Tony Blair, who recently made way for Gordon Brown as Britain's prime minister, was the only member of government who did not have any private reservations about the March 2003 decision to go into Iraq.
Alastair Campbell, Blair's chief media adviser, said that other figures in Blair's
government had serious doubts about following the path set by United States President George W Bush.
"All of us, I think, had had pretty severe moments of doubt but he (Blair) hadn't really, or if he had he had hidden them even from us," Campbell wrote in his diaries, published on Monday.
After Bush agreed to seek another UN Security Council resolution before invading Iraq, Campbell said the President joked, "I suppose you can tell the story of how Tony flew in and pulled the crazed unilateralist back from the brink."
Under intense pressure over Iraq, tuition fees and the Queen Mother's funeral, Blair was ready to go in 2002. "Two terms is all you get in the modern world."

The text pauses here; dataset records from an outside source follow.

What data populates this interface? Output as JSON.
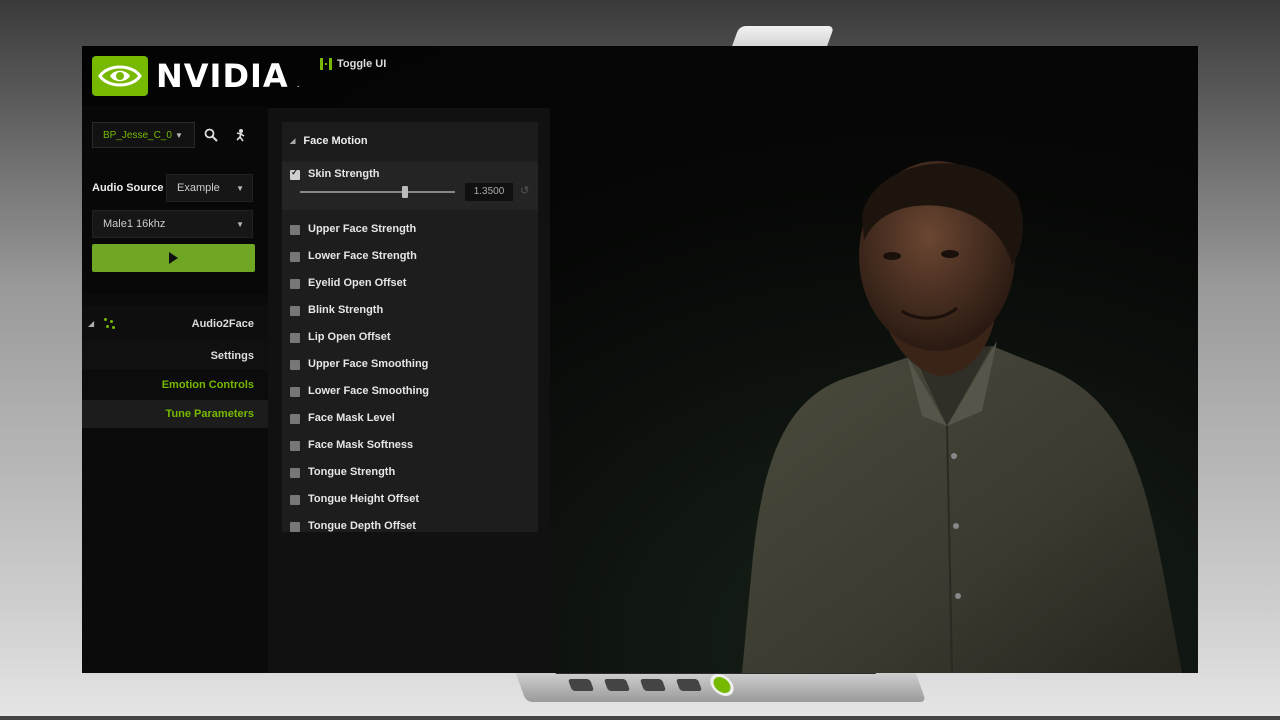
{
  "brand": {
    "name": "NVIDIA",
    "accent": "#76b900"
  },
  "toolbar": {
    "toggle_ui_label": "Toggle UI"
  },
  "left_panel": {
    "blueprint_selector": "BP_Jesse_C_0",
    "audio_source_label": "Audio Source",
    "audio_source_value": "Example",
    "audio_file_value": "Male1 16khz",
    "plugin_name": "Audio2Face",
    "nav": [
      {
        "label": "Settings"
      },
      {
        "label": "Emotion Controls"
      },
      {
        "label": "Tune Parameters"
      }
    ]
  },
  "face_motion": {
    "header": "Face Motion",
    "skin_strength": {
      "label": "Skin Strength",
      "value": "1.3500",
      "checked": true,
      "slider_fraction": 0.68
    },
    "params": [
      {
        "label": "Upper Face Strength"
      },
      {
        "label": "Lower Face Strength"
      },
      {
        "label": "Eyelid Open Offset"
      },
      {
        "label": "Blink Strength"
      },
      {
        "label": "Lip Open Offset"
      },
      {
        "label": "Upper Face Smoothing"
      },
      {
        "label": "Lower Face Smoothing"
      },
      {
        "label": "Face Mask Level"
      },
      {
        "label": "Face Mask Softness"
      },
      {
        "label": "Tongue Strength"
      },
      {
        "label": "Tongue Height Offset"
      },
      {
        "label": "Tongue Depth Offset"
      }
    ]
  }
}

Campbell notes what Blair told him, "In truth I've never really wanted to do more than two full terms," and knew at that point that "he would sometime announce it".
Blair eventually set a limit to his time in Downing Street in September 2004 — announcing he would serve just one more term — months before securing a historic third general election win.

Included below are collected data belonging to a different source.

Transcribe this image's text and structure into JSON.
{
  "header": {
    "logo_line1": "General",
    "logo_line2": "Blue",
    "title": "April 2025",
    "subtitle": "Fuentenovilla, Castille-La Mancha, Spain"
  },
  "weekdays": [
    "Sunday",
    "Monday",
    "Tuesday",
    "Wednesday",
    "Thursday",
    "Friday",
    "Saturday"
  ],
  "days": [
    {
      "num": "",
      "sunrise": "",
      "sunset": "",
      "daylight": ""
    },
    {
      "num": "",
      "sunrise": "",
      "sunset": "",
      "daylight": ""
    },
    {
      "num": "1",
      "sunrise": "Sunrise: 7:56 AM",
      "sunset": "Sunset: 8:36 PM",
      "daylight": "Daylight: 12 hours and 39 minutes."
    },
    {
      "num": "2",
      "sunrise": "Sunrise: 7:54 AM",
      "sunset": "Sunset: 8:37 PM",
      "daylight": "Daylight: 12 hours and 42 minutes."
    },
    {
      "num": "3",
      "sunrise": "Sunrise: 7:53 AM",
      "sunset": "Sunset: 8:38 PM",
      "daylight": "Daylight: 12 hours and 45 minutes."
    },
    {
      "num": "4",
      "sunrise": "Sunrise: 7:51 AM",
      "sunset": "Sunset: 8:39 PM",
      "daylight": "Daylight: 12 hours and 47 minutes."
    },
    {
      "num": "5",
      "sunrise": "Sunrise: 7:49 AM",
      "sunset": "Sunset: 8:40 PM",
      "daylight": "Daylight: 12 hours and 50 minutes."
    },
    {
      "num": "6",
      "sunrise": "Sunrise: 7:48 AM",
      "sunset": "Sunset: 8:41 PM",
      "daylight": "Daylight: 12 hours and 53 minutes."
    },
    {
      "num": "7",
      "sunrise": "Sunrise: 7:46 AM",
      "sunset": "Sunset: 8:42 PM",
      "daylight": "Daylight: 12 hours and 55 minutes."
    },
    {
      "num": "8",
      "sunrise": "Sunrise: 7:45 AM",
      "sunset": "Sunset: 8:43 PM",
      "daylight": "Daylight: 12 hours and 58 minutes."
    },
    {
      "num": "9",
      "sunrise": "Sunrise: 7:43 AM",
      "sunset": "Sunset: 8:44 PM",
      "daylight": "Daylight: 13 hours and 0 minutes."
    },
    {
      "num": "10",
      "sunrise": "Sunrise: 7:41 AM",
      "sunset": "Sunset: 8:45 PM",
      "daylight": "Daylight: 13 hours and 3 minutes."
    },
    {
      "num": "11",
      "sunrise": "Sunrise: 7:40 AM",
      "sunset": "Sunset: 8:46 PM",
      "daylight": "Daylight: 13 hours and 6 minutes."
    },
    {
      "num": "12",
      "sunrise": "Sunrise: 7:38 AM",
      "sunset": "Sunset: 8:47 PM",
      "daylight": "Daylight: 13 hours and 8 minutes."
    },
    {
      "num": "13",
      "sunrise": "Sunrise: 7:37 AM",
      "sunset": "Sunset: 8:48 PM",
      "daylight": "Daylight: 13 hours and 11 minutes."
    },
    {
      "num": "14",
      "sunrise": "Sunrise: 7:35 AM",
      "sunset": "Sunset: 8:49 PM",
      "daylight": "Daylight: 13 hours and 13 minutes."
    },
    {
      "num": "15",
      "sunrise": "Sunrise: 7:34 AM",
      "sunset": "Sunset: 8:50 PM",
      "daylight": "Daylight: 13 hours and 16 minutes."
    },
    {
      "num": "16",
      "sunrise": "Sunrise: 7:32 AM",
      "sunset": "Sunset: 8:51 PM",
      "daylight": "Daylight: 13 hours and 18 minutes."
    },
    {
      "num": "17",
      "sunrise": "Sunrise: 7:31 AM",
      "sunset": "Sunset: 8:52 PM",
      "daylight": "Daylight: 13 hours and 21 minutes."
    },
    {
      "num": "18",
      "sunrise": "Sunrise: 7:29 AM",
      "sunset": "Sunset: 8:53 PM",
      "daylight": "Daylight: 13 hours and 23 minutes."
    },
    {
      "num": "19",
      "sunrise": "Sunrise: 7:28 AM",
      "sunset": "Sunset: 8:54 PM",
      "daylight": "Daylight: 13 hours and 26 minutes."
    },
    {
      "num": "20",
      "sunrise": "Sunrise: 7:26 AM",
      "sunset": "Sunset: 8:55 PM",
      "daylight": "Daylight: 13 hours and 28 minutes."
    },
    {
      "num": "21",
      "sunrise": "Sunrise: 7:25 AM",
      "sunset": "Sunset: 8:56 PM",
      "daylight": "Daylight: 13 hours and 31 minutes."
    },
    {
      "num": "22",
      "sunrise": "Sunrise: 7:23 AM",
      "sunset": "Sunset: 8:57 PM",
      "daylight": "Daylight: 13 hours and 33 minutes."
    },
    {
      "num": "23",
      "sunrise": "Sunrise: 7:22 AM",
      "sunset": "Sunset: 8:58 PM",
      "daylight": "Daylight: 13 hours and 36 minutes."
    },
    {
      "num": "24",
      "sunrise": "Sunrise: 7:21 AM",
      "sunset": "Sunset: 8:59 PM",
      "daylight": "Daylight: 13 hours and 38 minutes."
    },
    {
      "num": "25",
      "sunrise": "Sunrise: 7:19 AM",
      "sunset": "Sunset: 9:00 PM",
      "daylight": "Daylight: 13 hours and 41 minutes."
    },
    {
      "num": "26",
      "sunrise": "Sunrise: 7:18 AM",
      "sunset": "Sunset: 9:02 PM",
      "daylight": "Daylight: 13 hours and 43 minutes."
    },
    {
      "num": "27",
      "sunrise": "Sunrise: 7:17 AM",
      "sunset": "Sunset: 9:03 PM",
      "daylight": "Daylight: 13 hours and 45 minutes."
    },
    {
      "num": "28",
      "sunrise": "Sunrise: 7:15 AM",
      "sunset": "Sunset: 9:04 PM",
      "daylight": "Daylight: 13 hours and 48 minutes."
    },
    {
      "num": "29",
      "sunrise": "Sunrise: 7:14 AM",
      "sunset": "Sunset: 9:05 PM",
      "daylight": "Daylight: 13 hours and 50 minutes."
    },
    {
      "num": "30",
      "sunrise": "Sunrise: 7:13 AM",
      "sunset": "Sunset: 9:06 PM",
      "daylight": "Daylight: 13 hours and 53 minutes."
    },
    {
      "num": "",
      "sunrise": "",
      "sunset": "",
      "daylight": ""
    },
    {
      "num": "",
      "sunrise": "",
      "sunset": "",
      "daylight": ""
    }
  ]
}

The former prime minister expressed sympathy for Bill Clinton during the Monica Lewinsky scandal. "Every leader's got to be able to let go a bit, and Bill — that was his way of letting go a bit."
On a trip to Japan while in Opposition, a minister said to Blair, "Japan is looking forward to your erection (election?)", to which Campbell interjected, "Yes, we're hoping for a big one."
Campbell says, "There were times when Tony and I could not afford to catch each other's eyes."